בס׳ד

"Where does it say that you have a contract with G-d to have an easy life?"

the Lubavitcher Rebbe



"Failure is not the enemy of success; it is its prerequisite."

Rabbi Nosson Scherman



11 Jan 2012

Good manners

Yesterday I made up to meet a friend in front of a house where an engagement party was taking place. As I arrived early, I prepared to wait. A woman in her seventies was standing outside, waiting for her husband to emerge from the house. She had already wished her mazal tov to the family and had expected her husband to be outside. We started conversing and she remarked about how impressed the chsson's family was with the unity in the town and how everyone had come out on a wintry night to give best wishes to the couple.

A few minutes later, my friend arrived and I excused myself. We stood outside, conversing, while the woman I had spoken to went to investigate her husband's whereabouts. When she emerged with her husband, she came over to me, a woman years her junior, and thanked me for the pleasure of my company.

I was flabbergasted by her wonderful manners and lamented how today's generation needs to learn from the one that preceded it.

A couple of weeks ago, my husband was asked by a young man to pass him a siddur.
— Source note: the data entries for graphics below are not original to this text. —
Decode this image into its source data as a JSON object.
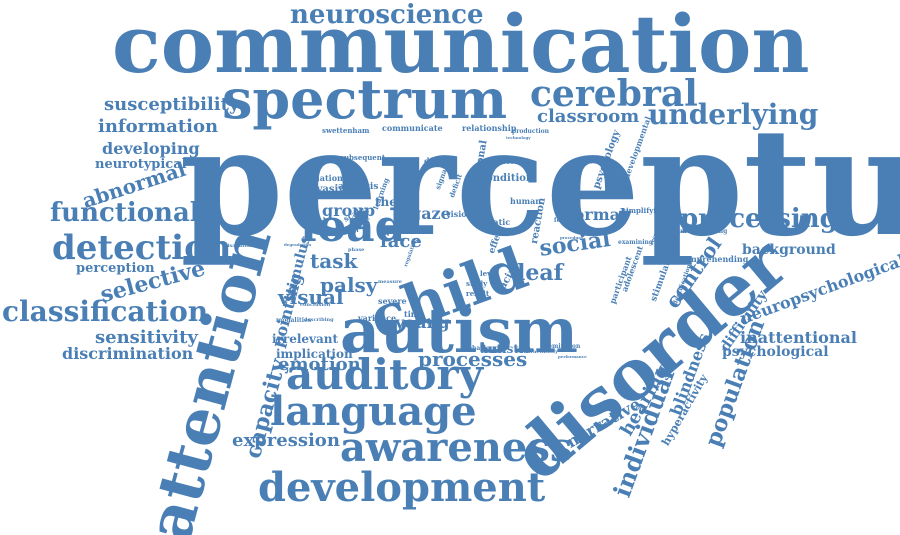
{
  "style": {
    "word_color": "#4a7fb5",
    "background": "#ffffff"
  },
  "words": [
    {
      "text": "perceptual",
      "size": 148,
      "angle": 0
    },
    {
      "text": "communication",
      "size": 80,
      "angle": 0
    },
    {
      "text": "spectrum",
      "size": 54,
      "angle": 0
    },
    {
      "text": "neuroscience",
      "size": 26,
      "angle": 0
    },
    {
      "text": "cerebral",
      "size": 36,
      "angle": 0
    },
    {
      "text": "classroom",
      "size": 18,
      "angle": 0
    },
    {
      "text": "underlying",
      "size": 28,
      "angle": 0
    },
    {
      "text": "susceptibility",
      "size": 18,
      "angle": 0
    },
    {
      "text": "information",
      "size": 18,
      "angle": 0
    },
    {
      "text": "developing",
      "size": 16,
      "angle": 0
    },
    {
      "text": "neurotypical",
      "size": 13,
      "angle": 0
    },
    {
      "text": "abnormal",
      "size": 20,
      "angle": -18
    },
    {
      "text": "functional",
      "size": 26,
      "angle": 0
    },
    {
      "text": "detection",
      "size": 34,
      "angle": 0
    },
    {
      "text": "perception",
      "size": 13,
      "angle": 0
    },
    {
      "text": "selective",
      "size": 22,
      "angle": -15
    },
    {
      "text": "classification",
      "size": 28,
      "angle": 0
    },
    {
      "text": "sensitivity",
      "size": 18,
      "angle": 0
    },
    {
      "text": "discrimination",
      "size": 16,
      "angle": 0
    },
    {
      "text": "attention",
      "size": 62,
      "angle": -75
    },
    {
      "text": "load",
      "size": 44,
      "angle": 0
    },
    {
      "text": "child",
      "size": 58,
      "angle": -20
    },
    {
      "text": "autism",
      "size": 62,
      "angle": 0
    },
    {
      "text": "disorder",
      "size": 70,
      "angle": -40
    },
    {
      "text": "processing",
      "size": 26,
      "angle": 0
    },
    {
      "text": "normal",
      "size": 16,
      "angle": 0
    },
    {
      "text": "social",
      "size": 22,
      "angle": -8
    },
    {
      "text": "control",
      "size": 20,
      "angle": -55
    },
    {
      "text": "deaf",
      "size": 22,
      "angle": 0
    },
    {
      "text": "background",
      "size": 14,
      "angle": 0
    },
    {
      "text": "neuropsychological",
      "size": 16,
      "angle": -20
    },
    {
      "text": "inattentional",
      "size": 16,
      "angle": 0
    },
    {
      "text": "psychological",
      "size": 14,
      "angle": 0
    },
    {
      "text": "difficulty",
      "size": 14,
      "angle": -55
    },
    {
      "text": "population",
      "size": 22,
      "angle": -70
    },
    {
      "text": "blindness",
      "size": 16,
      "angle": -70
    },
    {
      "text": "hyperactivity",
      "size": 11,
      "angle": -60
    },
    {
      "text": "individual",
      "size": 24,
      "angle": -70
    },
    {
      "text": "hearing",
      "size": 18,
      "angle": -60
    },
    {
      "text": "narrative",
      "size": 16,
      "angle": -30
    },
    {
      "text": "auditory",
      "size": 42,
      "angle": 0
    },
    {
      "text": "language",
      "size": 40,
      "angle": 0
    },
    {
      "text": "awareness",
      "size": 40,
      "angle": 0
    },
    {
      "text": "development",
      "size": 40,
      "angle": 0
    },
    {
      "text": "expression",
      "size": 18,
      "angle": 0
    },
    {
      "text": "capacity",
      "size": 22,
      "angle": -75
    },
    {
      "text": "pointing",
      "size": 16,
      "angle": -75
    },
    {
      "text": "stimulus",
      "size": 14,
      "angle": -75
    },
    {
      "text": "group",
      "size": 16,
      "angle": 0
    },
    {
      "text": "task",
      "size": 20,
      "angle": 0
    },
    {
      "text": "palsy",
      "size": 20,
      "angle": 0
    },
    {
      "text": "visual",
      "size": 20,
      "angle": 0
    },
    {
      "text": "irrelevant",
      "size": 12,
      "angle": 0
    },
    {
      "text": "implication",
      "size": 12,
      "angle": 0
    },
    {
      "text": "emotion",
      "size": 18,
      "angle": 0
    },
    {
      "text": "processes",
      "size": 20,
      "angle": 0
    },
    {
      "text": "autistic",
      "size": 12,
      "angle": 0
    },
    {
      "text": "young",
      "size": 16,
      "angle": 0
    },
    {
      "text": "face",
      "size": 18,
      "angle": 0
    },
    {
      "text": "gaze",
      "size": 16,
      "angle": 0
    },
    {
      "text": "theory",
      "size": 12,
      "angle": 0
    },
    {
      "text": "pervasive",
      "size": 10,
      "angle": 0
    },
    {
      "text": "evaluation",
      "size": 8,
      "angle": 0
    },
    {
      "text": "analysis",
      "size": 9,
      "angle": 0
    },
    {
      "text": "subsequent",
      "size": 7,
      "angle": 0
    },
    {
      "text": "communicate",
      "size": 8,
      "angle": 0
    },
    {
      "text": "relationship",
      "size": 8,
      "angle": 0
    },
    {
      "text": "swettenham",
      "size": 7,
      "angle": 0
    },
    {
      "text": "production",
      "size": 6,
      "angle": 0
    },
    {
      "text": "disease",
      "size": 8,
      "angle": 0
    },
    {
      "text": "unexpected",
      "size": 7,
      "angle": 0
    },
    {
      "text": "condition",
      "size": 10,
      "angle": 0
    },
    {
      "text": "emotional",
      "size": 10,
      "angle": -80
    },
    {
      "text": "psychology",
      "size": 10,
      "angle": -70
    },
    {
      "text": "developmental",
      "size": 8,
      "angle": -70
    },
    {
      "text": "human",
      "size": 8,
      "angle": 0
    },
    {
      "text": "simplifying",
      "size": 7,
      "angle": 0
    },
    {
      "text": "examining",
      "size": 6,
      "angle": 0
    },
    {
      "text": "comprehending",
      "size": 8,
      "angle": 0
    },
    {
      "text": "understanding",
      "size": 6,
      "angle": 0
    },
    {
      "text": "reaction",
      "size": 10,
      "angle": -80
    },
    {
      "text": "phatic",
      "size": 8,
      "angle": 0
    },
    {
      "text": "vision",
      "size": 8,
      "angle": 0
    },
    {
      "text": "effect",
      "size": 9,
      "angle": -70
    },
    {
      "text": "facial",
      "size": 10,
      "angle": -60
    },
    {
      "text": "level",
      "size": 7,
      "angle": 0
    },
    {
      "text": "study",
      "size": 7,
      "angle": 0
    },
    {
      "text": "result",
      "size": 7,
      "angle": 0
    },
    {
      "text": "participant",
      "size": 8,
      "angle": -70
    },
    {
      "text": "adolescent",
      "size": 8,
      "angle": -70
    },
    {
      "text": "stimulation",
      "size": 9,
      "angle": -70
    },
    {
      "text": "identification",
      "size": 6,
      "angle": -70
    },
    {
      "text": "severe",
      "size": 8,
      "angle": 0
    },
    {
      "text": "variance",
      "size": 8,
      "angle": 0
    },
    {
      "text": "time",
      "size": 8,
      "angle": 0
    },
    {
      "text": "modalities",
      "size": 6,
      "angle": 0
    },
    {
      "text": "conclusion",
      "size": 5,
      "angle": 0
    },
    {
      "text": "describing",
      "size": 5,
      "angle": 0
    },
    {
      "text": "disabilities",
      "size": 5,
      "angle": 0
    },
    {
      "text": "behaviour",
      "size": 6,
      "angle": 0
    },
    {
      "text": "distractibility",
      "size": 5,
      "angle": 0
    },
    {
      "text": "remington",
      "size": 6,
      "angle": 0
    },
    {
      "text": "performance",
      "size": 4,
      "angle": 0
    },
    {
      "text": "regulating",
      "size": 5,
      "angle": -70
    },
    {
      "text": "scale",
      "size": 8,
      "angle": -30
    },
    {
      "text": "female",
      "size": 6,
      "angle": 0
    },
    {
      "text": "signal",
      "size": 7,
      "angle": -70
    },
    {
      "text": "deficit",
      "size": 7,
      "angle": -70
    },
    {
      "text": "learning",
      "size": 7,
      "angle": -70
    },
    {
      "text": "model",
      "size": 6,
      "angle": 0
    },
    {
      "text": "phase",
      "size": 5,
      "angle": 0
    },
    {
      "text": "measure",
      "size": 5,
      "angle": 0
    },
    {
      "text": "technology",
      "size": 4,
      "angle": 0
    },
    {
      "text": "procedure",
      "size": 4,
      "angle": 0
    },
    {
      "text": "recognition",
      "size": 5,
      "angle": -70
    },
    {
      "text": "degradation",
      "size": 4,
      "angle": 0
    }
  ]
}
After he passed the man the siddur, he expected to be thanked. THe man didn't say a word. My husband berated him.

"Aren't you going to say thank you?"

"For what?" the man answered. "It wasn't your siddur."
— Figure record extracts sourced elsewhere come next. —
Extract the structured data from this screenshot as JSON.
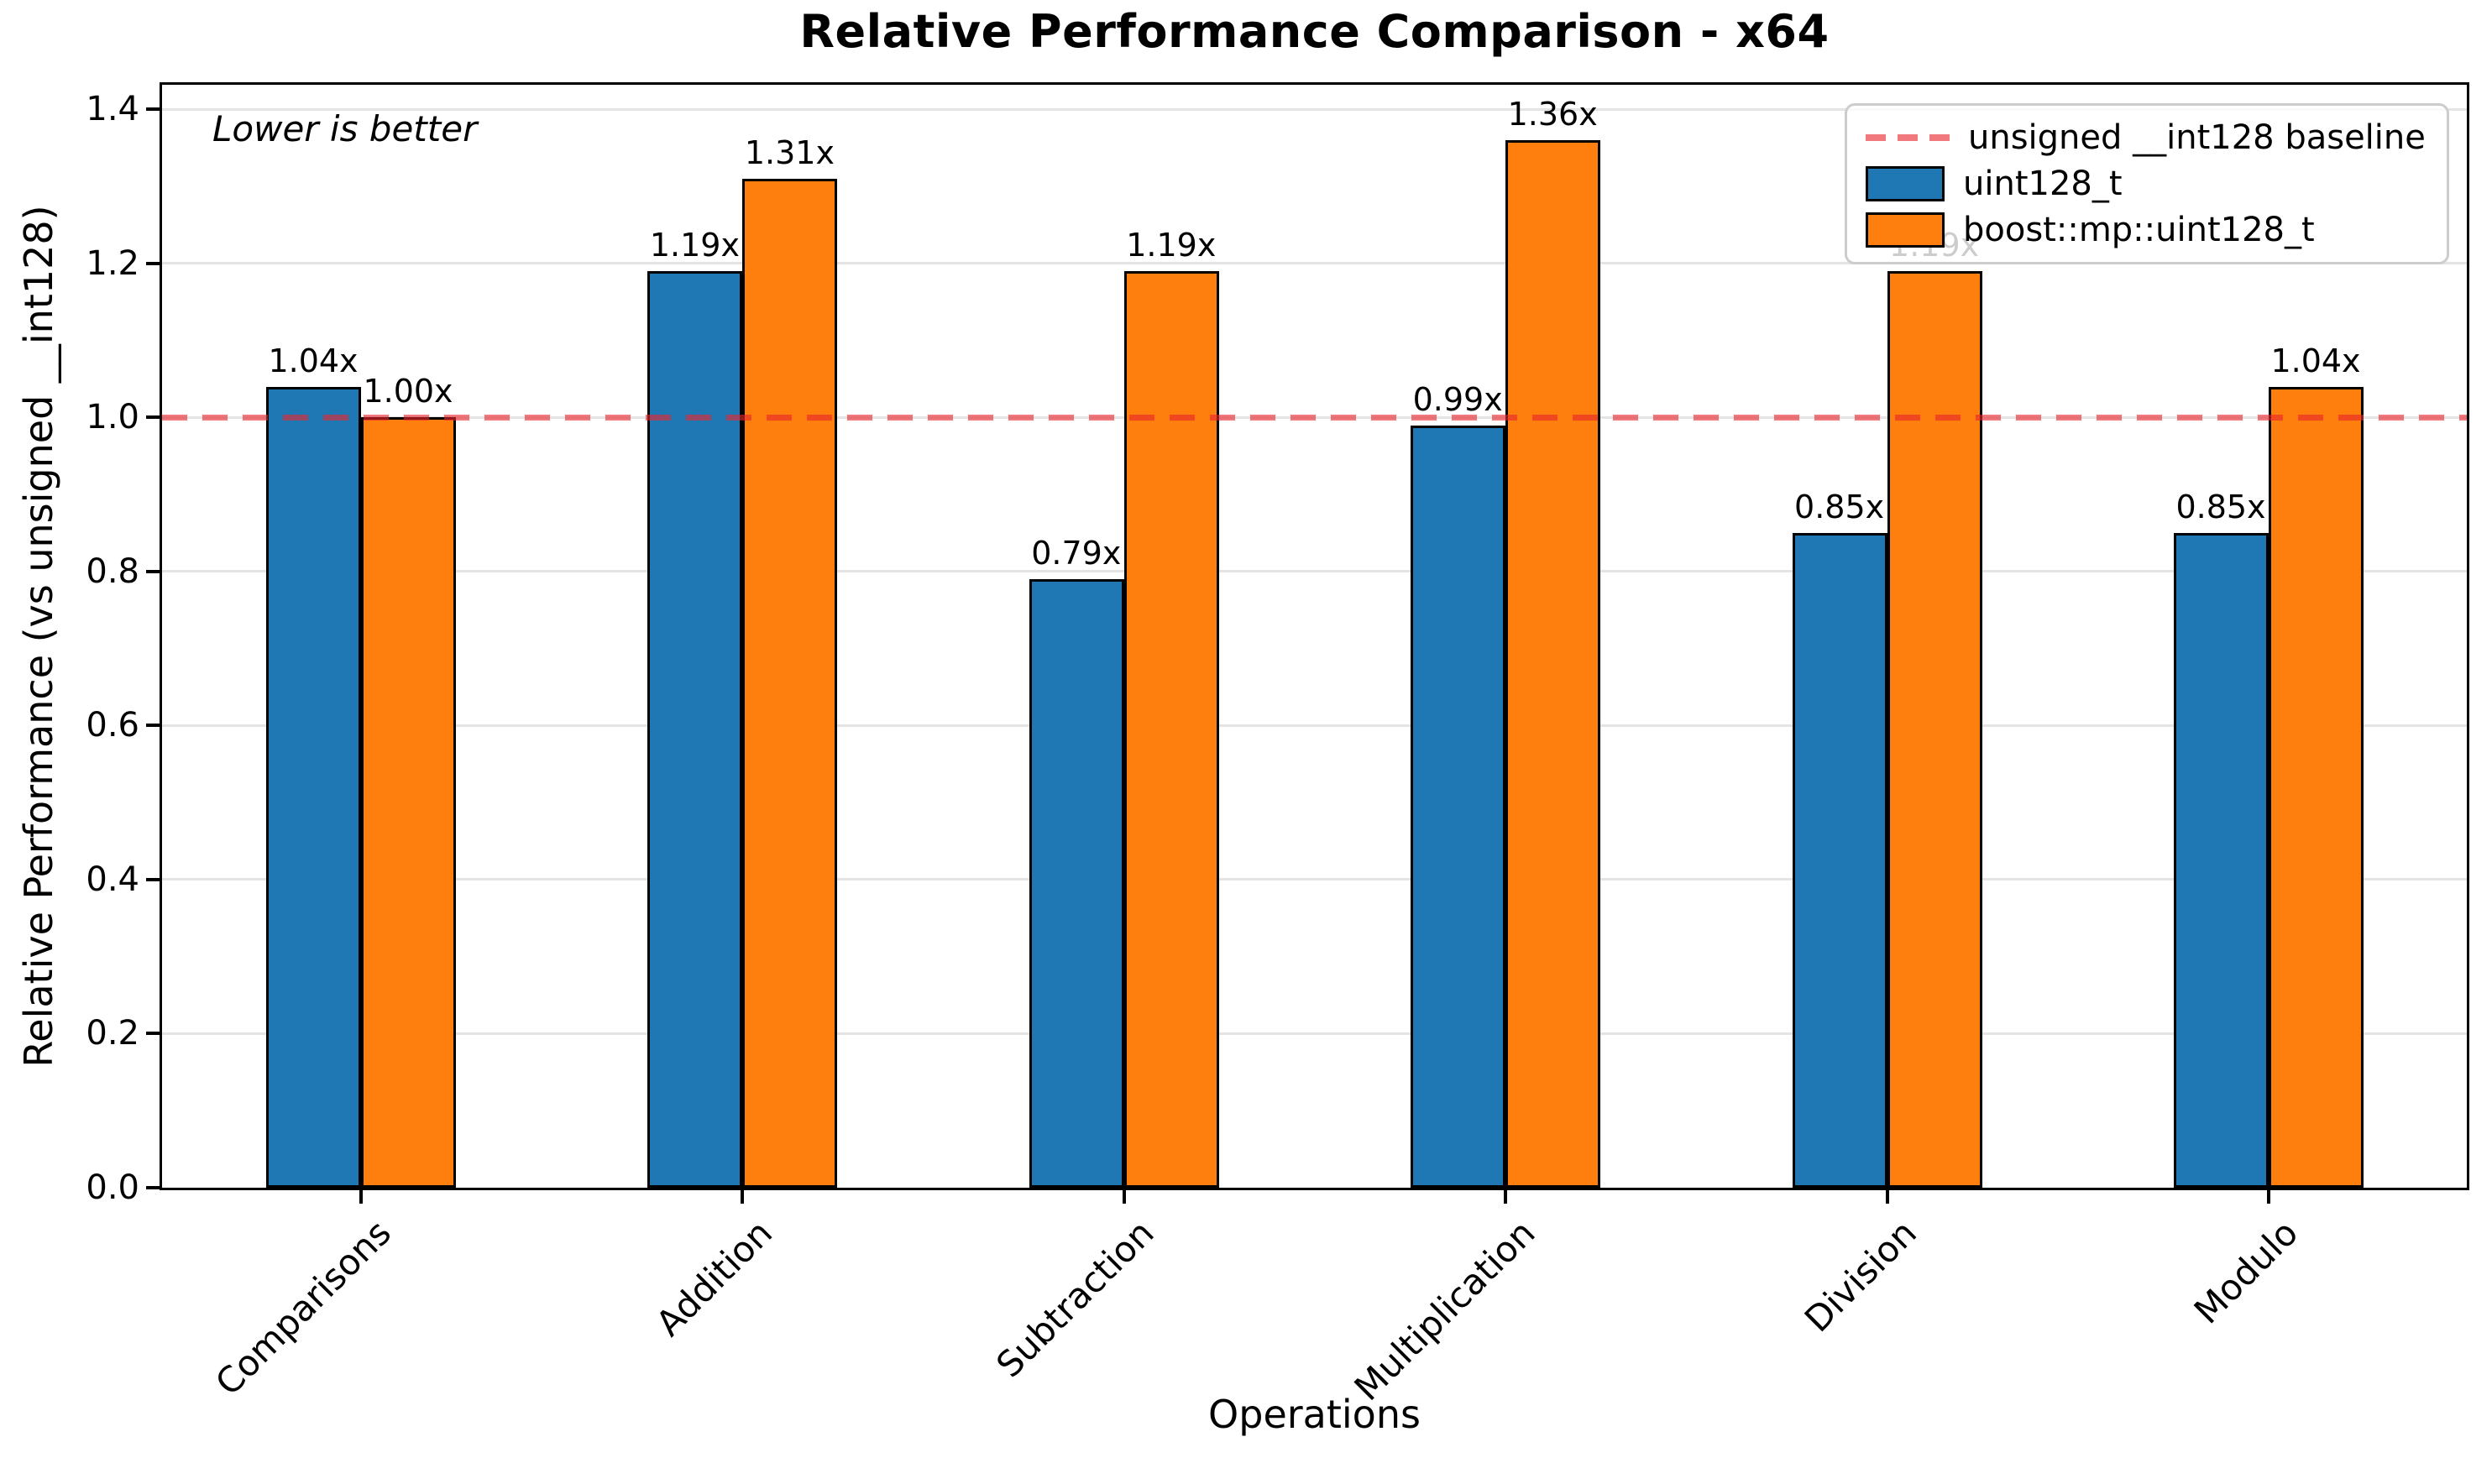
{
  "chart_data": {
    "type": "bar",
    "title": "Relative Performance Comparison - x64",
    "xlabel": "Operations",
    "ylabel": "Relative Performance (vs unsigned __int128)",
    "annotation": "Lower is better",
    "categories": [
      "Comparisons",
      "Addition",
      "Subtraction",
      "Multiplication",
      "Division",
      "Modulo"
    ],
    "series": [
      {
        "name": "uint128_t",
        "color": "#1f77b4",
        "values": [
          1.04,
          1.19,
          0.79,
          0.99,
          0.85,
          0.85
        ]
      },
      {
        "name": "boost::mp::uint128_t",
        "color": "#ff7f0e",
        "values": [
          1.0,
          1.31,
          1.19,
          1.36,
          1.19,
          1.04
        ]
      }
    ],
    "bar_label_suffix": "x",
    "baseline": {
      "value": 1.0,
      "label": "unsigned __int128 baseline",
      "color": "#e8252c",
      "style": "dashed"
    },
    "ylim": [
      0,
      1.432
    ],
    "yticks": [
      0.0,
      0.2,
      0.4,
      0.6,
      0.8,
      1.0,
      1.2,
      1.4
    ],
    "grid": true,
    "legend_position": "upper right"
  }
}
My husband responded, "does it cost you anything to say thank you?"
The man turned to him angrily and said, "you should thank me."

That was the end of the discussion. But I can't help wondering if the man had grown up in the environment of the elderly lady and her husband, whether he would have had better manners.

1 comment:

  1. Was just discussing with a friend how people don't say thank you anymore, not even for presents. Whatever happened to the thank you note?